Really Good, Actually

by Monica Heisey

(4th Estate £9.99, 384pp)

(4th Estate £9.99, 384pp)

Maggie is 28 and has been married to her university sweetheart, Jon, for 608 days when she suggests he leave and he goes, taking their beloved cat with him. ‘In many ways,’ Maggie reflects, ‘it was the last thing we agreed on.’

Luckily, she is surrounded by a supportive group of friends, willing to indulge her post-breakup melt-downs. At the university English department where she works, her older and wiser colleague, Merris, is sympathetic to the extent of letting Maggie move into her basement flat.

But all this support still leaves Maggie with plenty of time for the traditional diversions of millennial heartbreak: wild online ordering, stalking her ex on social media and going on disastrous dates.

Heisey’s bittersweet comedy will resonate with anyone who has ever lived through heartbreak and (sort of) healing.

Woodston

by John Lewis-Stempel

(Penguin £10.99, 352pp)

(Penguin £10.99, 352pp)

Woodston Farm, on the borders of Worcestershire, Herefordshire and Shropshire, was part of Lewis-Stempel’s childhood.

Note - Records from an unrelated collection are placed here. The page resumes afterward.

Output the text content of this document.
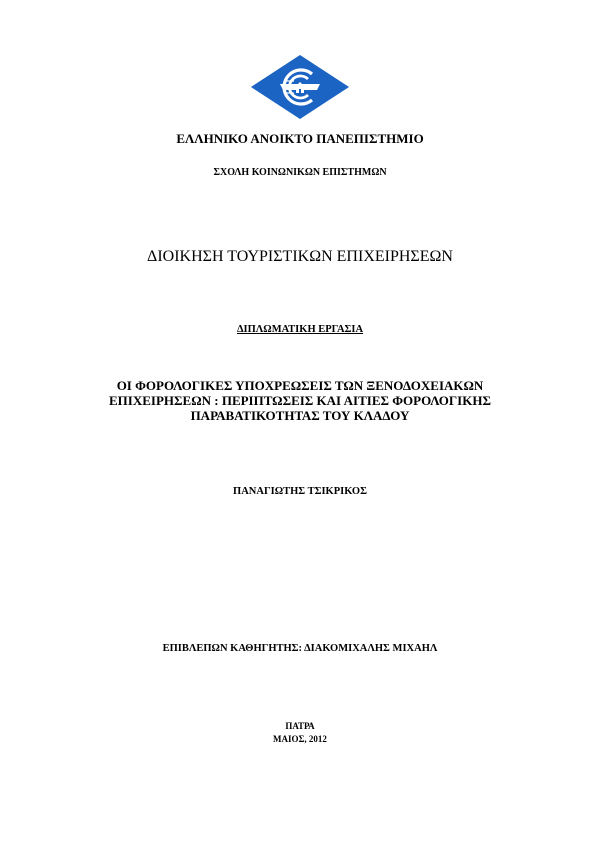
ΕΛΛΗΝΙΚΟ ΑΝΟΙΚΤΟ ΠΑΝΕΠΙΣΤΗΜΙΟ
ΣΧΟΛΗ ΚΟΙΝΩΝΙΚΩΝ ΕΠΙΣΤΗΜΩΝ
ΔΙΟΙΚΗΣΗ ΤΟΥΡΙΣΤΙΚΩΝ ΕΠΙΧΕΙΡΗΣΕΩΝ
ΔΙΠΛΩΜΑΤΙΚΗ ΕΡΓΑΣΙΑ
ΟΙ ΦΟΡΟΛΟΓΙΚΕΣ ΥΠΟΧΡΕΩΣΕΙΣ ΤΩΝ ΞΕΝΟΔΟΧΕΙΑΚΩΝ
ΕΠΙΧΕΙΡΗΣΕΩΝ : ΠΕΡΙΠΤΩΣΕΙΣ ΚΑΙ ΑΙΤΙΕΣ ΦΟΡΟΛΟΓΙΚΗΣ
ΠΑΡΑΒΑΤΙΚΟΤΗΤΑΣ ΤΟΥ ΚΛΑΔΟΥ
ΠΑΝΑΓΙΩΤΗΣ ΤΣΙΚΡΙΚΟΣ
ΕΠΙΒΛΕΠΩΝ ΚΑΘΗΓΗΤΗΣ: ΔΙΑΚΟΜΙΧΑΛΗΣ ΜΙΧΑΗΛ
ΠΑΤΡΑ
ΜΑΙΟΣ, 2012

His grandfather, Joe Amos, was the farm manager for 30 years. But the land that became Woodston’s fertile fields is far older than human history, and in his latest book Lewis-Stempel tells its story, from its pre-human origins as a fiery desert, then a dinosaur-haunted swamp, to the gentle, temperate landscape that has sheltered humans from the Stone Age to the present day.

Farming began early at Woodston: sheep came to Britain around 4,000 BC, oxen drew primitive ploughs, while pigs turned the soil.

In his lyrical account of the traditions that followed the seasons, Lewis-Stempel argues that the wisdom of the old ways is as timely now as it ever was.

The Hike

by Lucy Clarke

(Harper Collins £8.99, 384pp)

(Harper Collins £8.99, 384pp)

Each year Liz, Helena, Maggie and Joni go on holiday together. Although they are now at very different places in their lives — Liz a super-organised GP and mother, Helena a sophisticated career woman, Maggie an artistic single parent and Joni a rock star — their close bond has endured since their school days.

Whether it will survive Liz’s choice of holiday destination is another matter. Her idea of a good time is a week’s wild camping in Norway, during which they will hike through forests and climb a mountain.

Arriving at their base, a cosy lodge, they sense a disquieting atmosphere: a young woman has vanished and suspicion hangs around the lodge owner’s brother, Erik. Dark secrets emerge like trolls from the wilderness in Clarke’s intricately plotted thriller.